AdaBoost.R2 Algorithm
Initialize the weights with \(w^1_n = \frac{1}{N}\) for \(n = 1, 2, \dots, N\).
For \(t = 1, 2, \dots, T\) or while \(\bar{L}^t\), as defined below, is less than or equal to 0.5,
Draw a sample of size \(N\) from the training data with replacement and with probability \(w^t_n\) for \(n = 1, 2, \dots, N\).
Fit weak learner \(t\) to the resampled data and calculate the fitted values on the original dataset. Denote these fitted values with \(f^t(\bx_{n})\) for \(n = 1, 2, \dots, N\).
Calculate the observation error \(L^t_{n}\) for \(n = 1, 2, \dots, N\):
\[\begin{split} \begin{aligned} D^t &= \underset{n}{\text{max}} \{ |y_{n} - f^t(\bx_{n})| \} \\ L^t_{n} &= \frac{|y_{n} - f^t(\bx_{n})|}{D^t} \end{aligned} \end{split}\]Calculate the model error \(\bar{L}^t\):
\[ \bar{L}^t = \sum_{n = 1}^N L^t_n w^t_n \]If \(\bar{L}^t \geq 0.5\), end iteration and set \(T\) equal to \(t - 1\).

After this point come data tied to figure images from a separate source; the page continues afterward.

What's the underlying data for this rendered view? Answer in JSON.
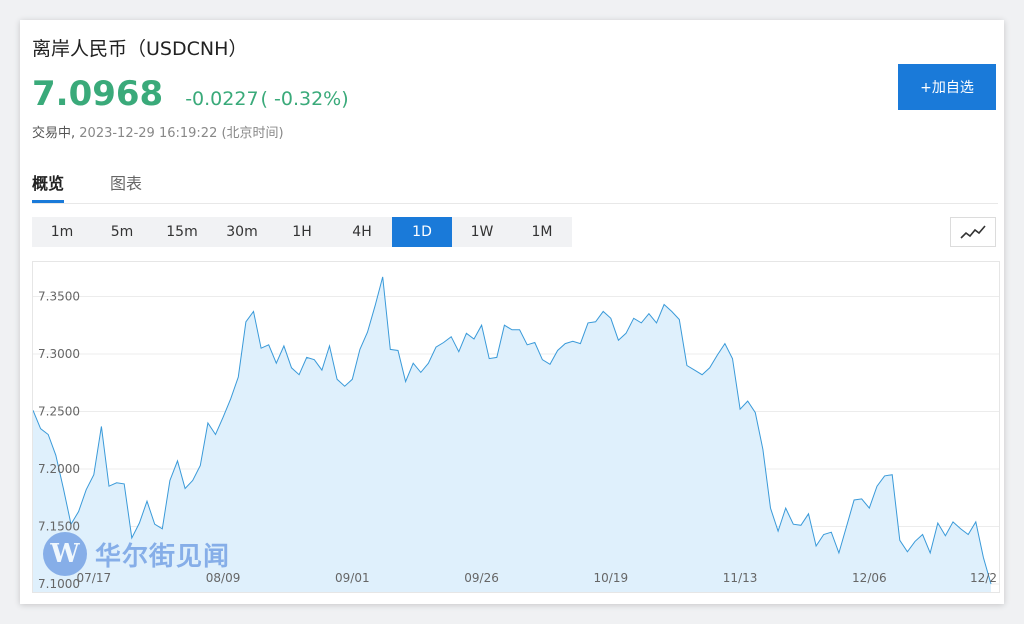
{
  "header": {
    "title": "离岸人民币（USDCNH）",
    "price": "7.0968",
    "change": "-0.0227",
    "change_pct": "( -0.32%)",
    "status": "交易中,",
    "timestamp": "2023-12-29 16:19:22 (北京时间)",
    "add_watchlist": "+加自选"
  },
  "tabs": [
    {
      "label": "概览",
      "active": true
    },
    {
      "label": "图表",
      "active": false
    }
  ],
  "periods": [
    {
      "label": "1m",
      "active": false
    },
    {
      "label": "5m",
      "active": false
    },
    {
      "label": "15m",
      "active": false
    },
    {
      "label": "30m",
      "active": false
    },
    {
      "label": "1H",
      "active": false
    },
    {
      "label": "4H",
      "active": false
    },
    {
      "label": "1D",
      "active": true
    },
    {
      "label": "1W",
      "active": false
    },
    {
      "label": "1M",
      "active": false
    }
  ],
  "chart_type_icon": "line-chart-icon",
  "watermark": {
    "logo": "W",
    "text": "华尔街见闻"
  },
  "colors": {
    "up_green": "#3aaa7a",
    "accent_blue": "#1a7ad9",
    "line": "#3a9ad9",
    "area": "#dff0fc"
  },
  "chart_data": {
    "type": "area",
    "title": "",
    "xlabel": "",
    "ylabel": "",
    "ylim": [
      7.093,
      7.38
    ],
    "y_ticks": [
      "7.1000",
      "7.1500",
      "7.2000",
      "7.2500",
      "7.3000",
      "7.3500"
    ],
    "x_ticks": [
      {
        "label": "07/17",
        "index": 8
      },
      {
        "label": "08/09",
        "index": 25
      },
      {
        "label": "09/01",
        "index": 42
      },
      {
        "label": "09/26",
        "index": 59
      },
      {
        "label": "10/19",
        "index": 76
      },
      {
        "label": "11/13",
        "index": 93
      },
      {
        "label": "12/06",
        "index": 110
      },
      {
        "label": "12/2",
        "index": 126
      }
    ],
    "grid": true,
    "series": [
      {
        "values": [
          7.251,
          7.235,
          7.23,
          7.212,
          7.183,
          7.152,
          7.163,
          7.182,
          7.195,
          7.237,
          7.185,
          7.188,
          7.187,
          7.14,
          7.153,
          7.172,
          7.152,
          7.148,
          7.19,
          7.207,
          7.183,
          7.19,
          7.203,
          7.24,
          7.23,
          7.245,
          7.261,
          7.28,
          7.328,
          7.337,
          7.305,
          7.308,
          7.292,
          7.307,
          7.288,
          7.282,
          7.297,
          7.295,
          7.286,
          7.307,
          7.278,
          7.272,
          7.278,
          7.304,
          7.319,
          7.342,
          7.367,
          7.304,
          7.303,
          7.276,
          7.292,
          7.284,
          7.292,
          7.306,
          7.31,
          7.315,
          7.302,
          7.318,
          7.313,
          7.325,
          7.296,
          7.297,
          7.325,
          7.321,
          7.321,
          7.308,
          7.31,
          7.295,
          7.291,
          7.303,
          7.309,
          7.311,
          7.309,
          7.327,
          7.328,
          7.337,
          7.331,
          7.312,
          7.318,
          7.331,
          7.327,
          7.335,
          7.327,
          7.343,
          7.337,
          7.33,
          7.29,
          7.286,
          7.282,
          7.288,
          7.299,
          7.309,
          7.296,
          7.252,
          7.259,
          7.249,
          7.217,
          7.166,
          7.146,
          7.166,
          7.152,
          7.151,
          7.161,
          7.133,
          7.143,
          7.145,
          7.127,
          7.15,
          7.173,
          7.174,
          7.166,
          7.185,
          7.194,
          7.195,
          7.138,
          7.128,
          7.137,
          7.143,
          7.127,
          7.153,
          7.142,
          7.154,
          7.148,
          7.143,
          7.154,
          7.123,
          7.1
        ]
      }
    ]
  }
}
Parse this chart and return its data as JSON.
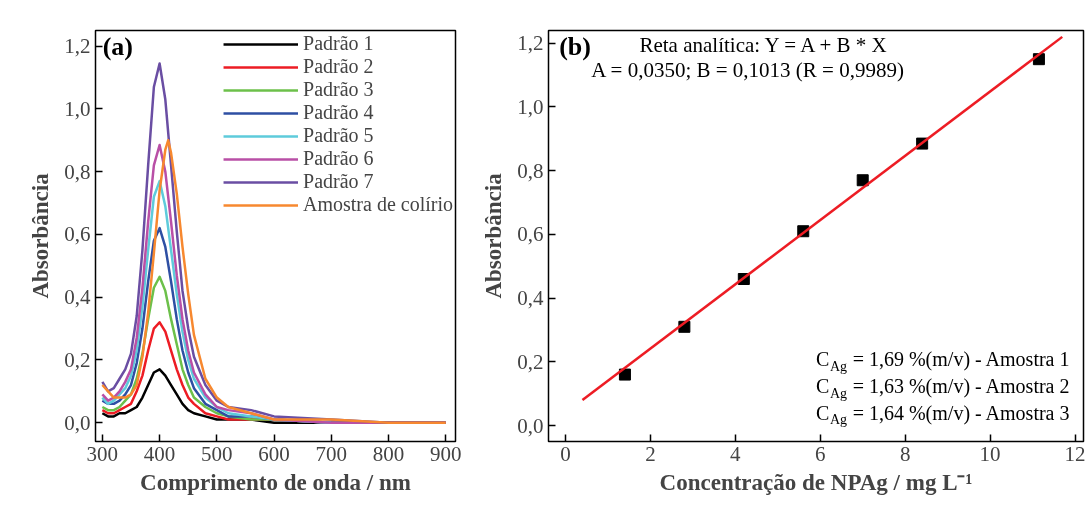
{
  "chart_data": [
    {
      "type": "line",
      "title": null,
      "xlabel": "Comprimento de onda / nm",
      "ylabel": "Absorbância",
      "x": [
        300,
        310,
        320,
        330,
        340,
        350,
        360,
        370,
        380,
        390,
        400,
        410,
        420,
        430,
        440,
        450,
        460,
        480,
        500,
        520,
        560,
        600,
        700,
        800,
        900
      ],
      "series": [
        {
          "name": "Padrão 1",
          "color": "#000000",
          "values": [
            0.03,
            0.02,
            0.02,
            0.03,
            0.03,
            0.04,
            0.05,
            0.08,
            0.12,
            0.16,
            0.17,
            0.15,
            0.12,
            0.09,
            0.06,
            0.04,
            0.03,
            0.02,
            0.01,
            0.01,
            0.01,
            0.0,
            0.0,
            0.0,
            0.0
          ]
        },
        {
          "name": "Padrão 2",
          "color": "#ed1c24",
          "x": [
            300,
            310,
            320,
            330,
            340,
            350,
            360,
            370,
            380,
            390,
            400,
            410,
            420,
            430,
            440,
            450,
            460,
            480,
            500,
            520,
            560,
            600,
            700
          ],
          "values": [
            0.04,
            0.03,
            0.03,
            0.04,
            0.05,
            0.06,
            0.1,
            0.15,
            0.23,
            0.3,
            0.32,
            0.29,
            0.23,
            0.17,
            0.12,
            0.08,
            0.06,
            0.03,
            0.02,
            0.01,
            0.01,
            0.01,
            0.0
          ]
        },
        {
          "name": "Padrão 3",
          "color": "#6cc04a",
          "x": [
            300,
            310,
            320,
            330,
            340,
            350,
            360,
            370,
            380,
            390,
            400,
            410,
            420,
            430,
            440,
            450,
            460,
            480,
            500,
            520,
            560,
            600,
            700
          ],
          "values": [
            0.05,
            0.04,
            0.04,
            0.05,
            0.07,
            0.09,
            0.14,
            0.22,
            0.33,
            0.43,
            0.465,
            0.42,
            0.33,
            0.25,
            0.17,
            0.12,
            0.08,
            0.05,
            0.03,
            0.02,
            0.01,
            0.01,
            0.0
          ]
        },
        {
          "name": "Padrão 4",
          "color": "#2e4fa3",
          "x": [
            300,
            310,
            320,
            330,
            340,
            350,
            360,
            370,
            380,
            390,
            400,
            410,
            420,
            430,
            440,
            450,
            460,
            480,
            500,
            520,
            560,
            600,
            700
          ],
          "values": [
            0.07,
            0.06,
            0.06,
            0.07,
            0.09,
            0.12,
            0.19,
            0.3,
            0.45,
            0.58,
            0.62,
            0.56,
            0.45,
            0.33,
            0.23,
            0.16,
            0.11,
            0.06,
            0.04,
            0.02,
            0.02,
            0.01,
            0.0
          ]
        },
        {
          "name": "Padrão 5",
          "color": "#5ecbdb",
          "x": [
            300,
            310,
            320,
            330,
            340,
            350,
            360,
            370,
            380,
            390,
            400,
            410,
            420,
            430,
            440,
            450,
            460,
            480,
            500,
            520,
            560,
            600,
            700
          ],
          "values": [
            0.08,
            0.06,
            0.07,
            0.09,
            0.11,
            0.15,
            0.23,
            0.37,
            0.55,
            0.72,
            0.77,
            0.69,
            0.55,
            0.41,
            0.29,
            0.2,
            0.14,
            0.08,
            0.05,
            0.03,
            0.02,
            0.01,
            0.0
          ]
        },
        {
          "name": "Padrão 6",
          "color": "#b94fa6",
          "values": [
            0.09,
            0.07,
            0.08,
            0.1,
            0.13,
            0.17,
            0.27,
            0.43,
            0.64,
            0.82,
            0.885,
            0.8,
            0.64,
            0.47,
            0.33,
            0.23,
            0.16,
            0.09,
            0.05,
            0.04,
            0.03,
            0.01,
            0.0,
            0.0,
            0.0
          ]
        },
        {
          "name": "Padrão 7",
          "color": "#6a4ea3",
          "values": [
            0.13,
            0.1,
            0.11,
            0.14,
            0.17,
            0.22,
            0.34,
            0.55,
            0.82,
            1.07,
            1.145,
            1.03,
            0.82,
            0.61,
            0.42,
            0.3,
            0.21,
            0.12,
            0.07,
            0.05,
            0.04,
            0.02,
            0.01,
            0.0,
            0.0
          ]
        },
        {
          "name": "Amostra de colírio",
          "color": "#f7882f",
          "x": [
            300,
            310,
            320,
            330,
            340,
            350,
            360,
            370,
            380,
            390,
            400,
            410,
            415,
            420,
            430,
            440,
            450,
            460,
            480,
            500,
            520,
            560,
            600,
            700,
            800,
            900
          ],
          "values": [
            0.12,
            0.1,
            0.08,
            0.08,
            0.08,
            0.09,
            0.12,
            0.21,
            0.35,
            0.54,
            0.74,
            0.87,
            0.9,
            0.86,
            0.73,
            0.56,
            0.41,
            0.28,
            0.14,
            0.08,
            0.05,
            0.03,
            0.01,
            0.01,
            0.0,
            0.0
          ]
        }
      ],
      "xlim": [
        288,
        917
      ],
      "ylim": [
        -0.06,
        1.25
      ],
      "xticks": [
        300,
        400,
        500,
        600,
        700,
        800,
        900
      ],
      "yticks": [
        {
          "value": 0.0,
          "label": "0,0"
        },
        {
          "value": 0.2,
          "label": "0,2"
        },
        {
          "value": 0.4,
          "label": "0,4"
        },
        {
          "value": 0.6,
          "label": "0,6"
        },
        {
          "value": 0.8,
          "label": "0,8"
        },
        {
          "value": 1.0,
          "label": "1,0"
        },
        {
          "value": 1.2,
          "label": "1,2"
        }
      ],
      "legend": "top right",
      "annotations": [
        "(a)"
      ]
    },
    {
      "type": "scatter",
      "xlabel": "Concentração de NPAg / mg L⁻¹",
      "ylabel": "Absorbância",
      "series": [
        {
          "type": "scatter",
          "marker": "square",
          "color": "#000000",
          "x": [
            1.4,
            2.8,
            4.2,
            5.6,
            7.0,
            8.4,
            11.15
          ],
          "values": [
            0.16,
            0.31,
            0.46,
            0.61,
            0.77,
            0.885,
            1.15
          ]
        },
        {
          "type": "line",
          "color": "#ed1c24",
          "x": [
            0.4,
            11.7
          ],
          "values": [
            0.08,
            1.22
          ]
        }
      ],
      "xlim": [
        -0.4,
        12.2
      ],
      "ylim": [
        -0.05,
        1.24
      ],
      "xticks": [
        0,
        2,
        4,
        6,
        8,
        10,
        12
      ],
      "yticks": [
        {
          "value": 0.0,
          "label": "0,0"
        },
        {
          "value": 0.2,
          "label": "0,2"
        },
        {
          "value": 0.4,
          "label": "0,4"
        },
        {
          "value": 0.6,
          "label": "0,6"
        },
        {
          "value": 0.8,
          "label": "0,8"
        },
        {
          "value": 1.0,
          "label": "1,0"
        },
        {
          "value": 1.2,
          "label": "1,2"
        }
      ],
      "annotations": [
        "(b)",
        "Reta analítica: Y = A + B * X",
        "A = 0,0350; B = 0,1013 (R = 0,9989)",
        "C$_{Ag}$ = 1,69 %(m/v) - Amostra 1",
        "C$_{Ag}$ = 1,63 %(m/v) - Amostra 2",
        "C$_{Ag}$ = 1,64 %(m/v) - Amostra 3"
      ]
    }
  ]
}
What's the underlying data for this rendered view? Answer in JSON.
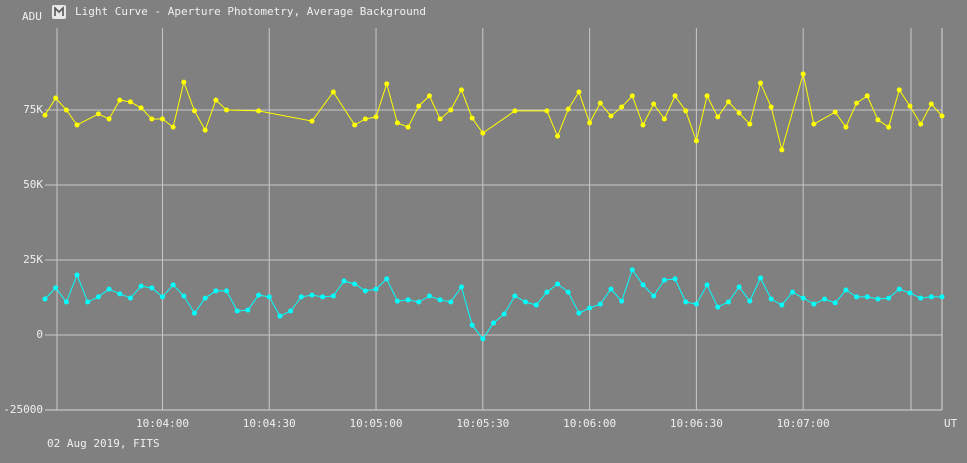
{
  "window_title": "Light Curve - Aperture Photometry, Average Background",
  "footer": "02 Aug 2019, FITS",
  "chart_data": {
    "type": "line",
    "ylabel": "ADU",
    "xlabel": "UT",
    "xlim": [
      36207,
      36459
    ],
    "xticks": [
      {
        "value": 36240,
        "label": "10:04:00"
      },
      {
        "value": 36270,
        "label": "10:04:30"
      },
      {
        "value": 36300,
        "label": "10:05:00"
      },
      {
        "value": 36330,
        "label": "10:05:30"
      },
      {
        "value": 36360,
        "label": "10:06:00"
      },
      {
        "value": 36390,
        "label": "10:06:30"
      },
      {
        "value": 36420,
        "label": "10:07:00"
      }
    ],
    "ylim": [
      -25000,
      100000
    ],
    "yticks": [
      -25000,
      0,
      {
        "value": 25000,
        "label": "25K"
      },
      {
        "value": 50000,
        "label": "50K"
      },
      {
        "value": 75000,
        "label": "75K"
      }
    ],
    "grid": true,
    "series": [
      {
        "color": "#ffff00",
        "x": [
          36207,
          36210,
          36213,
          36216,
          36222,
          36225,
          36228,
          36231,
          36234,
          36237,
          36240,
          36243,
          36246,
          36249,
          36252,
          36255,
          36258,
          36267,
          36282,
          36288,
          36294,
          36297,
          36300,
          36303,
          36306,
          36309,
          36312,
          36315,
          36318,
          36321,
          36324,
          36327,
          36330,
          36339,
          36348,
          36351,
          36354,
          36357,
          36360,
          36363,
          36366,
          36369,
          36372,
          36375,
          36378,
          36381,
          36384,
          36387,
          36390,
          36393,
          36396,
          36399,
          36402,
          36405,
          36408,
          36411,
          36414,
          36420,
          36423,
          36429,
          36432,
          36435,
          36438,
          36441,
          36444,
          36447,
          36450,
          36453,
          36456,
          36459
        ],
        "values": [
          73300,
          79000,
          75000,
          70000,
          73700,
          72000,
          78300,
          77700,
          75700,
          72000,
          72000,
          69300,
          84300,
          74700,
          68300,
          78300,
          75000,
          74700,
          71300,
          81000,
          70000,
          72000,
          72700,
          83700,
          70700,
          69300,
          76300,
          79700,
          72000,
          75000,
          81700,
          72300,
          67300,
          74700,
          74700,
          66300,
          75300,
          81000,
          70700,
          77300,
          73000,
          76000,
          79700,
          70000,
          77000,
          72000,
          79700,
          74700,
          64700,
          79700,
          72700,
          77700,
          74000,
          70300,
          84000,
          76000,
          61700,
          87000,
          70300,
          74300,
          69300,
          77300,
          79700,
          71700,
          69300,
          81700,
          76300,
          70300,
          77000,
          73000
        ]
      },
      {
        "color": "#00ffff",
        "x": [
          36207,
          36210,
          36213,
          36216,
          36219,
          36222,
          36225,
          36228,
          36231,
          36234,
          36237,
          36240,
          36243,
          36246,
          36249,
          36252,
          36255,
          36258,
          36261,
          36264,
          36267,
          36270,
          36273,
          36276,
          36279,
          36282,
          36285,
          36288,
          36291,
          36294,
          36297,
          36300,
          36303,
          36306,
          36309,
          36312,
          36315,
          36318,
          36321,
          36324,
          36327,
          36330,
          36333,
          36336,
          36339,
          36342,
          36345,
          36348,
          36351,
          36354,
          36357,
          36360,
          36363,
          36366,
          36369,
          36372,
          36375,
          36378,
          36381,
          36384,
          36387,
          36390,
          36393,
          36396,
          36399,
          36402,
          36405,
          36408,
          36411,
          36414,
          36417,
          36420,
          36423,
          36426,
          36429,
          36432,
          36435,
          36438,
          36441,
          36444,
          36447,
          36450,
          36453,
          36456,
          36459
        ],
        "values": [
          12000,
          15700,
          11000,
          20000,
          11000,
          12700,
          15300,
          13700,
          12300,
          16300,
          15700,
          12700,
          16700,
          13000,
          7300,
          12300,
          14700,
          14700,
          8000,
          8300,
          13300,
          12700,
          6300,
          8000,
          12700,
          13300,
          12700,
          13000,
          18000,
          17000,
          14700,
          15300,
          18700,
          11300,
          11700,
          11000,
          13000,
          11700,
          11000,
          16000,
          3300,
          -1300,
          4000,
          7000,
          13000,
          11000,
          10000,
          14300,
          17000,
          14300,
          7300,
          9000,
          10300,
          15300,
          11300,
          21700,
          16700,
          13000,
          18300,
          18700,
          11000,
          10300,
          16700,
          9300,
          11000,
          16000,
          11300,
          19000,
          12000,
          10000,
          14300,
          12300,
          10300,
          12000,
          10700,
          15000,
          12700,
          12700,
          12000,
          12300,
          15300,
          14000,
          12300,
          12700,
          12700
        ]
      }
    ]
  }
}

Let \(\beta^t = \frac{\bar{L}^t}{1- \bar{L}^t}\). The lower \(\beta^t\), the greater our confidence in the model.
Let \(Z^t = \sum_{n = 1}^N w^t_n (\beta^t)^{1 - L^t_n}\) be a normalizing constant and update the model weights with
\[ w^{t + 1}_n = \frac{w^t_n (\beta^t)^{1 - L^t_n}}{Z^t}, \]which increases the weight for observations with a greater error \(L^t_n\).
Set the overall fitted value for observation \(n\) equal to the weighted median of \(f^t(\bx_n)\) for \(t = 1, 2, \dots, T\) using weights \(\log(1/\beta^t)\) for model \(t\).
In the boosting construction, we implement AdaBoost.R2 using decision tree regressors though many other weak learners may be used.